SAMPIT – Petani kelapa sawit seolah dibiarkan sengsara dengan semakin anjloknya harga tandan buah segar (TBS). Ironisnya, pemerintah terkesan lepas tangan dan membiarkan petani kian sengsara meski bertambahnya angka kemiskinan jadi ancaman.
”Kemarin harga sawit hanya Rp 1.000 – Rp 1.200 saja per kilogramnnya. Masih mending jika ada yang membeli. Hari ini buah kami tidak ada yang beli. Mungkin karena sedang Lebaran, sehingga hasil panen sebagian sudah membusuk,” kata Uji, warga Kecamatan Cempaga, Kamis (5/5).
Turunnya harga TBS kelapa sawit tersebut merupakan imbas dari kebijakan pemerintah melarang ekspor bahan baku minyak goreng, termasuk minyak sawit mentah (crude palm oil/CPO). Selain harga yang terjun bebas, sebelum Lebaran lalu, TBS hasil panen warga tidak ada yang membeli, sehingga sawit itu hanya dijadikan pakan untuk ayam.
Uji berharap agar harga TBS bisa kembali normal. Sebelumnya mereka menjual TBS ke pengepul mencapai Rp 3.000 per kilogram. Dengan harga sebesar itu, petani sawit bisa menghasilkan minimal Rp 3 juta dari lahan seluas satu hektare.
”Sekarang turunnya drastis. Sekali panen paling banyak Rp 1 juta hasilnya,” ujar Uji.
Uji berharap pemerintah daerah turun tangan dengan melakukan intervensi terhadap harga TBS. Apalagi pemerintah pusat telah mengeluarkan surat edaran dari Direktur Jenderal Perkebunan yang menyatakan bahwa penentuan harga TBS kelapa sawit harus mengacu ketentuan pemerintah. Hingga kini hal tersebut belum dijalankan di daerah.
Wakil Ketua DPRD Kotim Rudianur mendesak pemerintah daerah segera menindaklanjuti instruksi pemerintah pusat agar melakukan intervensi terhadap harga TBS kelapa sawit. Hal itu penting agar petani sawit tak merugi. Apabila kondisi demikian terus berlangsung, perekonomian warga bisa ambruk dan berimbas pada melonjaknya angka kemiskinan.

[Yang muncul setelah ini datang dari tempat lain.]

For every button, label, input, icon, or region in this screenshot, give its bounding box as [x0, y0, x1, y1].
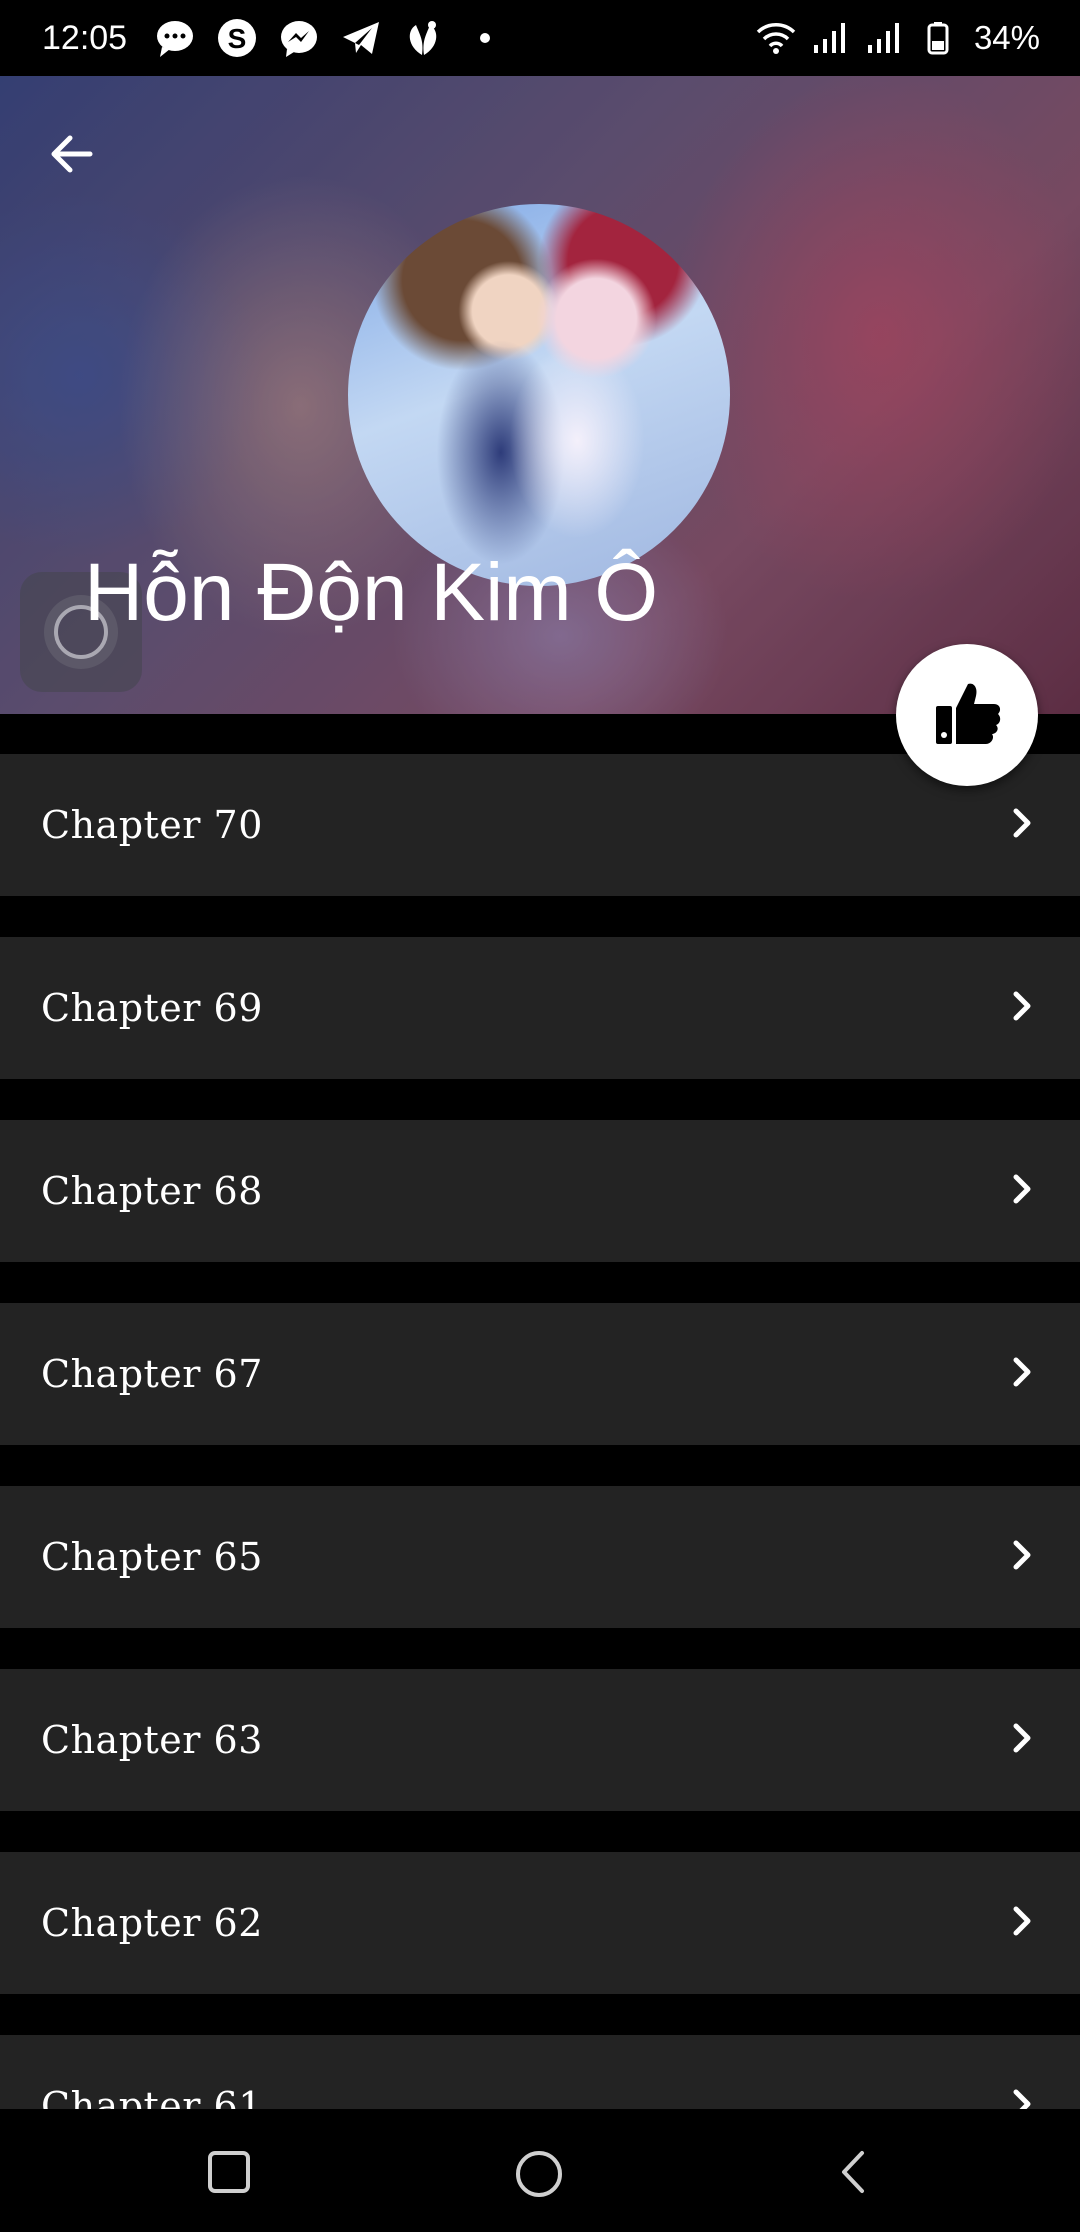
chapter-item[interactable]: Chapter 63 — [0, 1669, 1080, 1811]
chevron-right-icon — [1004, 1903, 1040, 1943]
system-nav-bar — [0, 2109, 1080, 2232]
chapter-label: Chapter 68 — [41, 1169, 263, 1213]
manga-cover-image — [348, 204, 730, 586]
manga-title: Hỗn Độn Kim Ô — [84, 547, 659, 638]
chapter-item[interactable]: Chapter 68 — [0, 1120, 1080, 1262]
back-chevron-icon[interactable] — [832, 2149, 878, 2195]
chapter-label: Chapter 67 — [41, 1352, 263, 1396]
chapter-list: Chapter 70 Chapter 69 Chapter 68 Chapter… — [0, 754, 1080, 2218]
chevron-right-icon — [1004, 805, 1040, 845]
leaf-app-icon — [401, 16, 445, 60]
chevron-right-icon — [1004, 1354, 1040, 1394]
header-banner: Hỗn Độn Kim Ô — [0, 76, 1080, 714]
status-bar: 12:05 S 34% — [0, 0, 1080, 76]
like-button[interactable] — [896, 644, 1038, 786]
battery-percent: 34% — [973, 19, 1040, 56]
chapter-label: Chapter 70 — [41, 803, 263, 847]
chapter-label: Chapter 62 — [41, 1901, 263, 1945]
more-dot-icon — [463, 16, 507, 60]
signal-icon — [808, 16, 852, 60]
chapter-label: Chapter 69 — [41, 986, 263, 1030]
telegram-icon — [339, 16, 383, 60]
chevron-right-icon — [1004, 988, 1040, 1028]
chapter-label: Chapter 63 — [41, 1718, 263, 1762]
arrow-left-icon[interactable] — [44, 126, 100, 182]
signal-icon — [862, 16, 906, 60]
battery-icon — [916, 16, 960, 60]
skype-icon: S — [215, 16, 259, 60]
chapter-item[interactable]: Chapter 69 — [0, 937, 1080, 1079]
chapter-item[interactable]: Chapter 62 — [0, 1852, 1080, 1994]
home-circle-icon[interactable] — [514, 2149, 562, 2197]
chevron-right-icon — [1004, 1537, 1040, 1577]
chat-bubble-icon — [153, 16, 197, 60]
wifi-icon — [754, 16, 798, 60]
chapter-label: Chapter 65 — [41, 1535, 263, 1579]
recents-square-icon[interactable] — [206, 2149, 252, 2195]
chapter-item[interactable]: Chapter 70 — [0, 754, 1080, 896]
chevron-right-icon — [1004, 1720, 1040, 1760]
status-time: 12:05 — [42, 18, 128, 57]
messenger-icon — [277, 16, 321, 60]
chevron-right-icon — [1004, 1171, 1040, 1211]
thumbs-up-icon — [932, 680, 1002, 750]
chapter-item[interactable]: Chapter 65 — [0, 1486, 1080, 1628]
chapter-item[interactable]: Chapter 67 — [0, 1303, 1080, 1445]
svg-text:S: S — [228, 23, 247, 54]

”Kami minta agar pemerintah daerah segera bersikap mengawasi dan menindaklanjuti harga kelapa sawit yang semakin anjlok ini,” tegasnya.
Tak Signifikan Pengaruhi Investasi
Sementara itu, larangan ekspor crude palm oil (CPO) dan minyak goreng (migor) kelapa sawit tidak dianggap sebagai sentimen negatif yang berdampak pada investasi. Kamar Dagang dan Industri (Kadin) Indonesia menilai bahwa kebijakan itu hanya bersifat sementara, sehingga dampaknya tidak signifikan pada investor.